Ta książka gromadzi odpowiedzi na powyższe pytania - rodząc cały szereg kolejnych...
- W jakim języku zapisane są główne zwoje dotyczące życia Issy (Jezusa)? - zapytałem, podnosząc się z mojego miejsca, gdyż dostrzegłem, iż mój atrakcyjny rozmówca wykazywał zmęczenie i właśnie wykonał obrót swym młynkiem modlitewnym, jakby sugerując zakończenie rozmowy.
- Oryginalne zwoje przywiezione z Indii do Nepalu, i z Nepalu do Tybetu, odnoszące się do życia Issy, są napisane w języku Pali i znajdują się w Lhasie; lecz kopia w naszym języku – mam na myśli tybetański – znajduje się w tym klasztorze.
- Jak Issa jest postrzegany w Tybecie? Czy cieszy się opinią świętego?
- Ludzie nie są choćby świadomi, że kiedykolwiek istniał. Tylko główni lamowie, którzy wiedzą o nim dzięki przestudiowaniu zwojów, opisujących jego życie, znają jego imię, lecz ponieważ jego doktryna nie stanowi kanonicznej części buddyzmu, a czciciele Issy nie uznają autorytetu Dalajlamy, prorok Issa – wraz z wieloma innymi jemu podobnymi – nie jest uznawany w Tybecie za jednego z głównych świętych.
- Czy popełniłbyś grzech, przekazując nieznajomemu treść waszej kopii życia Issy? - zapytałem go.

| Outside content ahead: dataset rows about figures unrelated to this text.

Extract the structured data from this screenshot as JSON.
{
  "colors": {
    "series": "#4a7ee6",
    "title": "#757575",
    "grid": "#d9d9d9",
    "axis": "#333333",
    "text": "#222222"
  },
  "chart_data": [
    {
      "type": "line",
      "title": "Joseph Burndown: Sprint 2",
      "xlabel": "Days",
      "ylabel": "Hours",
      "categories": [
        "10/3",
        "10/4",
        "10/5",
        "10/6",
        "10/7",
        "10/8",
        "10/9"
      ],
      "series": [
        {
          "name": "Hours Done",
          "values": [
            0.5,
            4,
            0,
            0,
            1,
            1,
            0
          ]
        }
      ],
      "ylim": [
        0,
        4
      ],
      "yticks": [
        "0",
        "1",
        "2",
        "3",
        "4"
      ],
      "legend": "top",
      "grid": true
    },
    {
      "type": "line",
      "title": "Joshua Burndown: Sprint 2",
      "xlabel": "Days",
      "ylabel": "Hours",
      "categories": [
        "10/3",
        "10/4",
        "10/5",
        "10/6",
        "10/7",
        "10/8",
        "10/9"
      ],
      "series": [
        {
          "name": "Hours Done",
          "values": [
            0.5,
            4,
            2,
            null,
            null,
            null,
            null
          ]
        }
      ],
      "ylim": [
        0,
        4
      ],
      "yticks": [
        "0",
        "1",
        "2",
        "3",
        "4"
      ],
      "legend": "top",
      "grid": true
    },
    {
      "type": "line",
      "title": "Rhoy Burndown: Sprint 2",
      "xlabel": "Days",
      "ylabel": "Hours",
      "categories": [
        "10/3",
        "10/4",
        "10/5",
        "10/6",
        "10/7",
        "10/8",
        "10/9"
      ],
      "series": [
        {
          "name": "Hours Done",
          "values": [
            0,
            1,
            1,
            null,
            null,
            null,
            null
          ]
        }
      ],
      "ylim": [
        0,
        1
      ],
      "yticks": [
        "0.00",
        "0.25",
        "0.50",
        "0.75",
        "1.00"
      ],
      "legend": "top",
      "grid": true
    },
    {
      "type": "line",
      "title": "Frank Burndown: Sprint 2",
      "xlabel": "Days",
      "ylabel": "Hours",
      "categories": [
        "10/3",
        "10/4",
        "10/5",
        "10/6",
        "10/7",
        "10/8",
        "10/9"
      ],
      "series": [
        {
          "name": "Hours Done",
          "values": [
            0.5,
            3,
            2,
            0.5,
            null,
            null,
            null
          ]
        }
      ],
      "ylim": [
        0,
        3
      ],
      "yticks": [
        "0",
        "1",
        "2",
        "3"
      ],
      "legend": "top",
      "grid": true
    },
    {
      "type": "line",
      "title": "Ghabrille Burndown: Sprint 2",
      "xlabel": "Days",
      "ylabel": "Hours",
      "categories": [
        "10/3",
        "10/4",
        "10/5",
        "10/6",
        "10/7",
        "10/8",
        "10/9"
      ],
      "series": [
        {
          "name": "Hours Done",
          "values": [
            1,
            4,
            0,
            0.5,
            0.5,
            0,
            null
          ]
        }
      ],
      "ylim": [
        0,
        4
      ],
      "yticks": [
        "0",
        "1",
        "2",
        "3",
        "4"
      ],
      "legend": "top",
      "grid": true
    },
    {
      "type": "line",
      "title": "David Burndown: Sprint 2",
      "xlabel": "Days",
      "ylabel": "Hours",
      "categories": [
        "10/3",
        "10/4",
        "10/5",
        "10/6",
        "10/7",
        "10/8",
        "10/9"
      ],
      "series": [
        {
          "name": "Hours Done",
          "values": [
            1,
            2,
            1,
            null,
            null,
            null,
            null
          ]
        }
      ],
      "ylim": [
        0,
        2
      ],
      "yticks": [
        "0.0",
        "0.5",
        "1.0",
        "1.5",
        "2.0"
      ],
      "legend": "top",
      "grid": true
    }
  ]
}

- To, co należy do Boga - odpowiedział mi - należy także do człowieka. Spoczywa na nas obowiązek, abyśmy z radością poświęcili się rozpowszechnianiu Jego nauki. Tyle tylko,aktualnie nie wiem, gdzie jest ten manuskrypt. Jeśli kiedykolwiek ponownie odwiedzisz naszą gonpę, z przyjemnością go pokażę.